Hawthorn's goalkicking was as much of a contrast to Fremantle's as it colours. The Hawks kicked away last year's grand final, and would not do it again. Jack Gunston kicked goals with his first four shots, from near and far. For Hawthorn, the dapper and rubbery Gunston was the joker in the pack in this finals series. So often in finals, the stars cancel out one another and role player becomes the difference.
Lance Franklin's kick from 50 metres in the first quarter fell short, but Luke McPharlin leapt over the mark, conceding 50 and another kick for Franklin from the goal-line. It would remain Franklin's only goal of the day on which he appeared to be fading from the Hawthorn scene. At the start of the last quarter, Isaac Smith kicked a left- foot ball-burster from 55 metres out anyway.
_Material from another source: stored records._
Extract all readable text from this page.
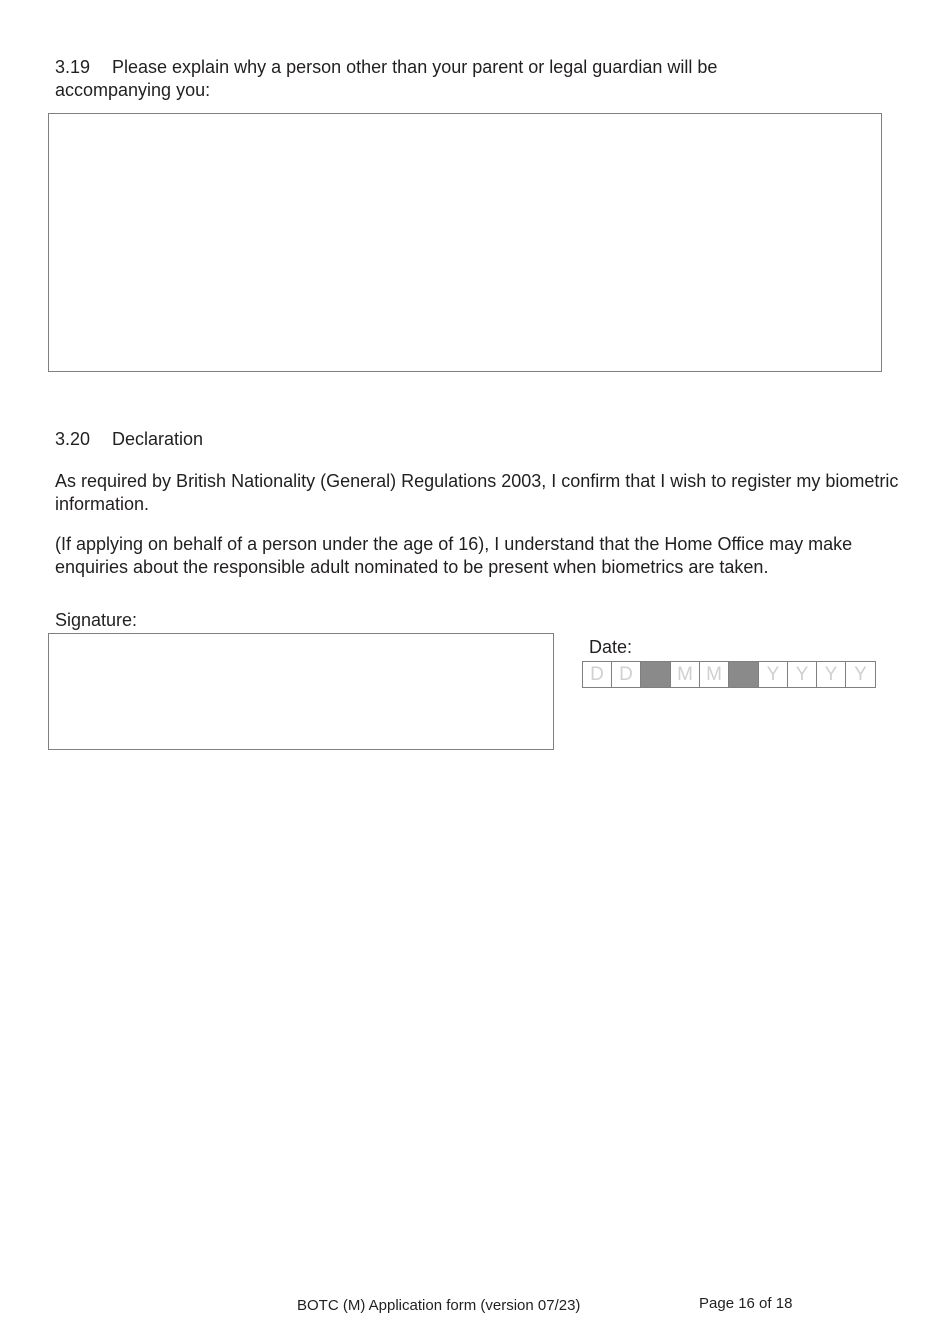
3.19 Please explain why a person other than your parent or legal guardian will be
accompanying you:
3.20 Declaration

As required by British Nationality (General) Regulations 2003, I confirm that I wish to register my biometric information.

(If applying on behalf of a person under the age of 16), I understand that the Home Office may make enquiries about the responsible adult nominated to be present when biometrics are taken.

Signature:
Date:
D D	M M	Y Y Y Y
BOTC (M) Application form (version 07/23)	Page 16 of 18
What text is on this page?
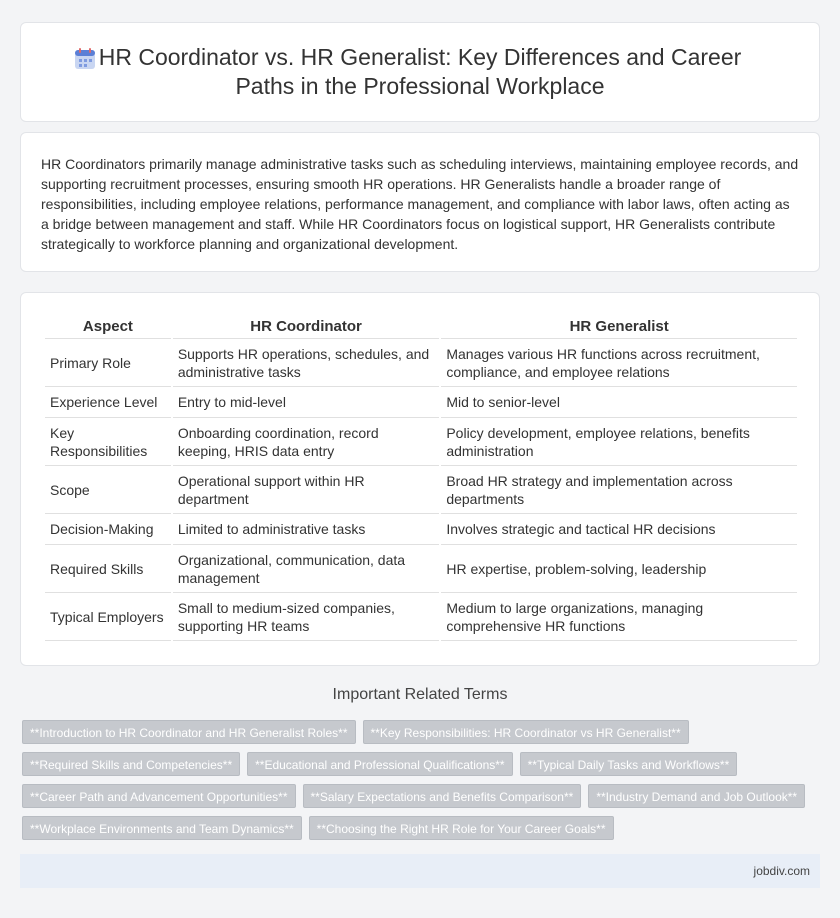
HR Coordinator vs. HR Generalist: Key Differences and Career
Paths in the Professional Workplace

HR Coordinators primarily manage administrative tasks such as scheduling interviews, maintaining employee records, and supporting recruitment processes, ensuring smooth HR operations. HR Generalists handle a broader range of responsibilities, including employee relations, performance management, and compliance with labor laws, often acting as a bridge between management and staff. While HR Coordinators focus on logistical support, HR Generalists contribute strategically to workforce planning and organizational development.

Aspect	HR Coordinator	HR Generalist
Primary Role	Supports HR operations, schedules, and administrative tasks	Manages various HR functions across recruitment, compliance, and employee relations
Experience Level	Entry to mid-level	Mid to senior-level
Key Responsibilities	Onboarding coordination, record keeping, HRIS data entry	Policy development, employee relations, benefits administration
Scope	Operational support within HR department	Broad HR strategy and implementation across departments
Decision-Making	Limited to administrative tasks	Involves strategic and tactical HR decisions
Required Skills	Organizational, communication, data management	HR expertise, problem-solving, leadership
Typical Employers	Small to medium-sized companies, supporting HR teams	Medium to large organizations, managing comprehensive HR functions
Important Related Terms
**Introduction to HR Coordinator and HR Generalist Roles**	**Key Responsibilities: HR Coordinator vs HR Generalist**
**Required Skills and Competencies**	**Educational and Professional Qualifications**	**Typical Daily Tasks and Workflows**
**Career Path and Advancement Opportunities**	**Salary Expectations and Benefits Comparison**	**Industry Demand and Job Outlook**
**Workplace Environments and Team Dynamics**	**Choosing the Right HR Role for Your Career Goals**
jobdiv.com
It is only a slight simplification to say that this is how the grand final was won and lost. Have a look at the stats: in the most fundamental KPIs, disposals and inside 50s, there was no separation. In the maul around the ball, it was the same.
Goals had to be unearthed from beneath this torrid struggle, and so the worth of each became measurable in carats. And the Hawks kicked them, not in their usual profusion, but enough to win this day, and Fremantle missed them, and kept on missing them.
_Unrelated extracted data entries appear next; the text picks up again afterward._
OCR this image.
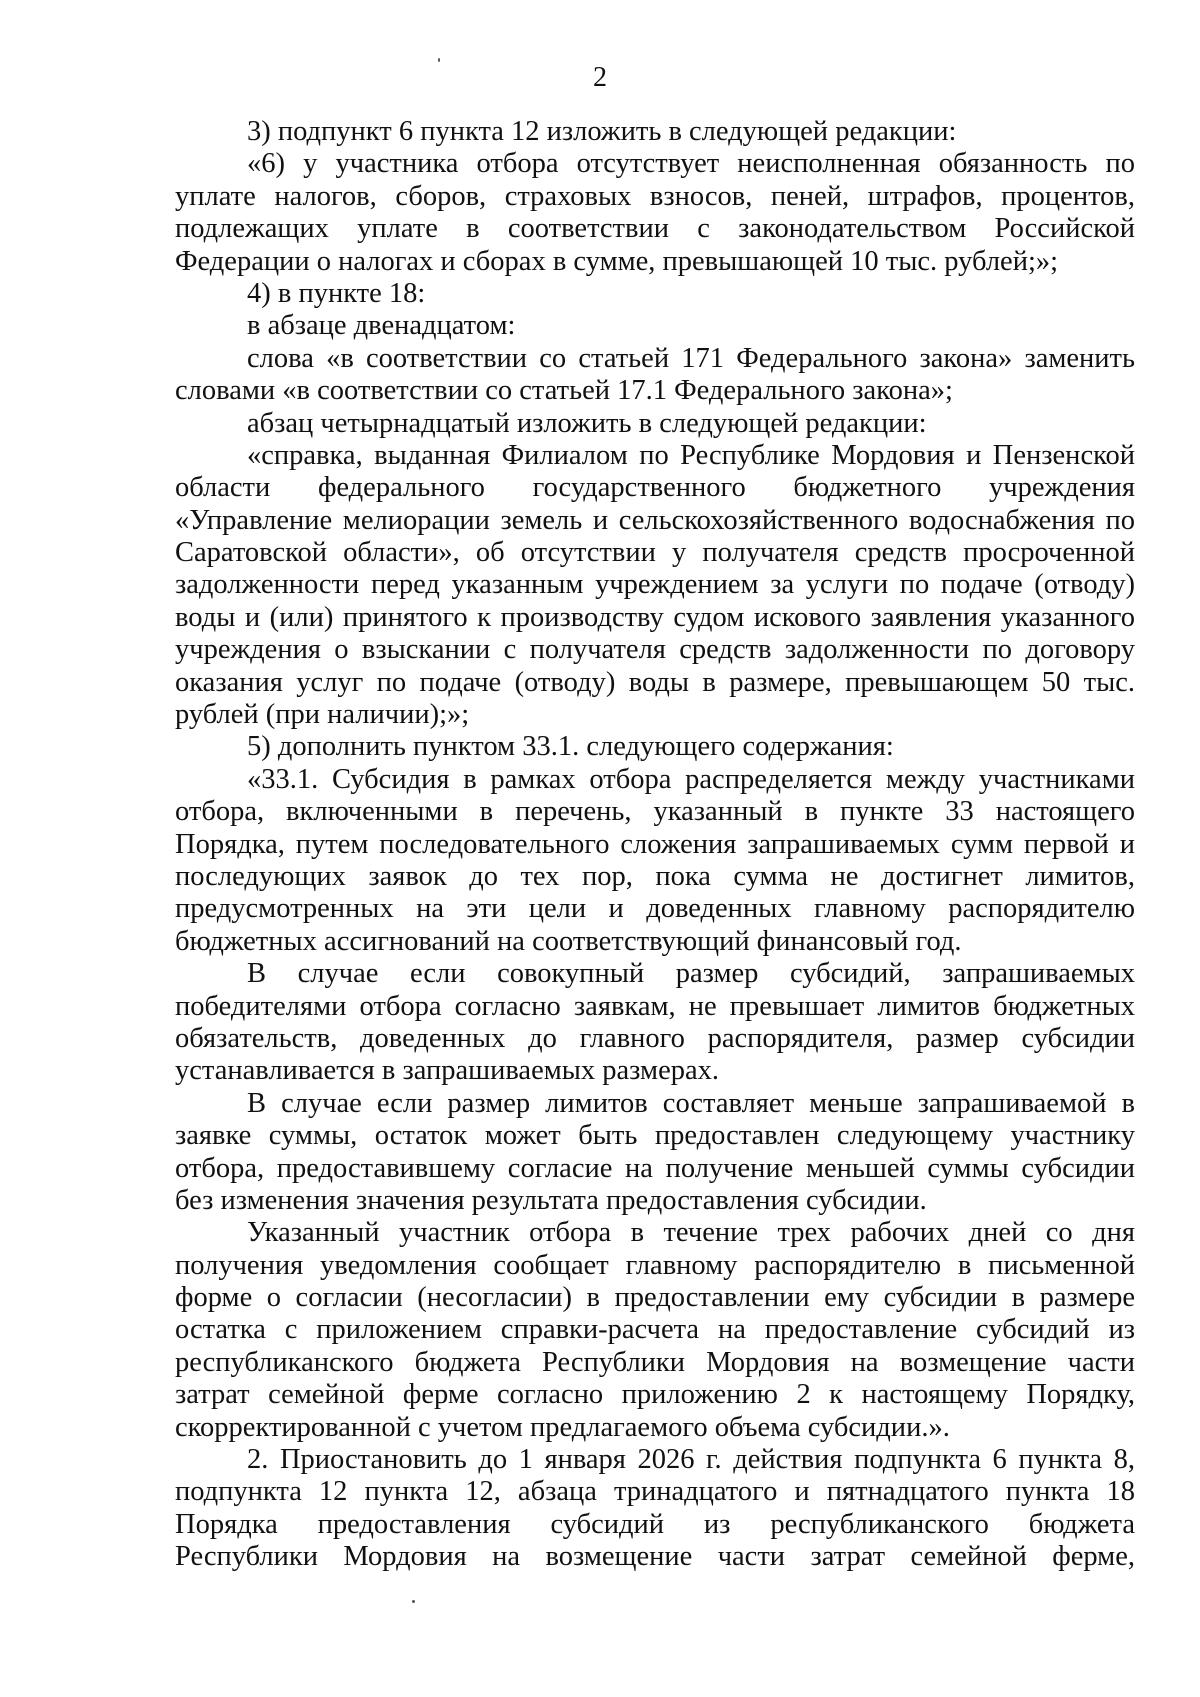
2
3) подпункт 6 пункта 12 изложить в следующей редакции:
«6) у участника отбора отсутствует неисполненная обязанность по
уплате налогов, сборов, страховых взносов, пеней, штрафов, процентов,
подлежащих уплате в соответствии с законодательством Российской
Федерации о налогах и сборах в сумме, превышающей 10 тыс. рублей;»;
4) в пункте 18:
в абзаце двенадцатом:
слова «в соответствии со статьей 171 Федерального закона» заменить
словами «в соответствии со статьей 17.1 Федерального закона»;
абзац четырнадцатый изложить в следующей редакции:
«справка, выданная Филиалом по Республике Мордовия и Пензенской
области федерального государственного бюджетного учреждения
«Управление мелиорации земель и сельскохозяйственного водоснабжения по
Саратовской области», об отсутствии у получателя средств просроченной
задолженности перед указанным учреждением за услуги по подаче (отводу)
воды и (или) принятого к производству судом искового заявления указанного
учреждения о взыскании с получателя средств задолженности по договору
оказания услуг по подаче (отводу) воды в размере, превышающем 50 тыс.
рублей (при наличии);»;
5) дополнить пунктом 33.1. следующего содержания:
«33.1. Субсидия в рамках отбора распределяется между участниками
отбора, включенными в перечень, указанный в пункте 33 настоящего
Порядка, путем последовательного сложения запрашиваемых сумм первой и
последующих заявок до тех пор, пока сумма не достигнет лимитов,
предусмотренных на эти цели и доведенных главному распорядителю
бюджетных ассигнований на соответствующий финансовый год.
В случае если совокупный размер субсидий, запрашиваемых
победителями отбора согласно заявкам, не превышает лимитов бюджетных
обязательств, доведенных до главного распорядителя, размер субсидии
устанавливается в запрашиваемых размерах.
В случае если размер лимитов составляет меньше запрашиваемой в
заявке суммы, остаток может быть предоставлен следующему участнику
отбора, предоставившему согласие на получение меньшей суммы субсидии
без изменения значения результата предоставления субсидии.
Указанный участник отбора в течение трех рабочих дней со дня
получения уведомления сообщает главному распорядителю в письменной
форме о согласии (несогласии) в предоставлении ему субсидии в размере
остатка с приложением справки-расчета на предоставление субсидий из
республиканского бюджета Республики Мордовия на возмещение части
затрат семейной ферме согласно приложению 2 к настоящему Порядку,
скорректированной с учетом предлагаемого объема субсидии.».
2. Приостановить до 1 января 2026 г. действия подпункта 6 пункта 8,
подпункта 12 пункта 12, абзаца тринадцатого и пятнадцатого пункта 18
Порядка предоставления субсидий из республиканского бюджета
Республики Мордовия на возмещение части затрат семейной ферме,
Why, is for Hawthorn to know and Fremantle to spend the summer trying to ascertain. Conditions? The wind was strong enough to uproot little league goal posts in the pre-match, and remained swirly all day, but no more swirly for the Dockers than the Hawks. Grand final nerves? They were plain to see. The effect of Hawthorn's relentless attack on the Dockers' psyche, equal to or greater than their own? This also was self-evident.
In the almost naive drawing up of terms for this finale, this aspect of Hawthorn's excellence was overlooked. Captain Luke Hodge and perpendicular full-back Brian Lake were able to read not just the play, but minds, too. They were Hawthorn's pillars of Hercules.
Fremantle prides itself as the "anywhere, any time" team, but Hawthorn is the "anybody, any how" team. It averages nearly 20 goals, but won with 11. Lyon's teams are famously committed, but his way is draining. They begrudge opposition goals, but are miserly in kicking their own; goalkicking does not appear to come naturally. Yesterday, the Dockers rallied from 31 points down to trail by three late in the third quarter, but the effort told.
At three-quarter time, at least five Dockers had their hands on their knees. You knew then that their comeback was over.
Fremantle did not do itself justice. Partly, that was because it played a team resolved on making reparation for the injustice it did to itself last year. Partly, it was because the whole day became like so many moments in it for the exasperated Dockers, an opportunity missed.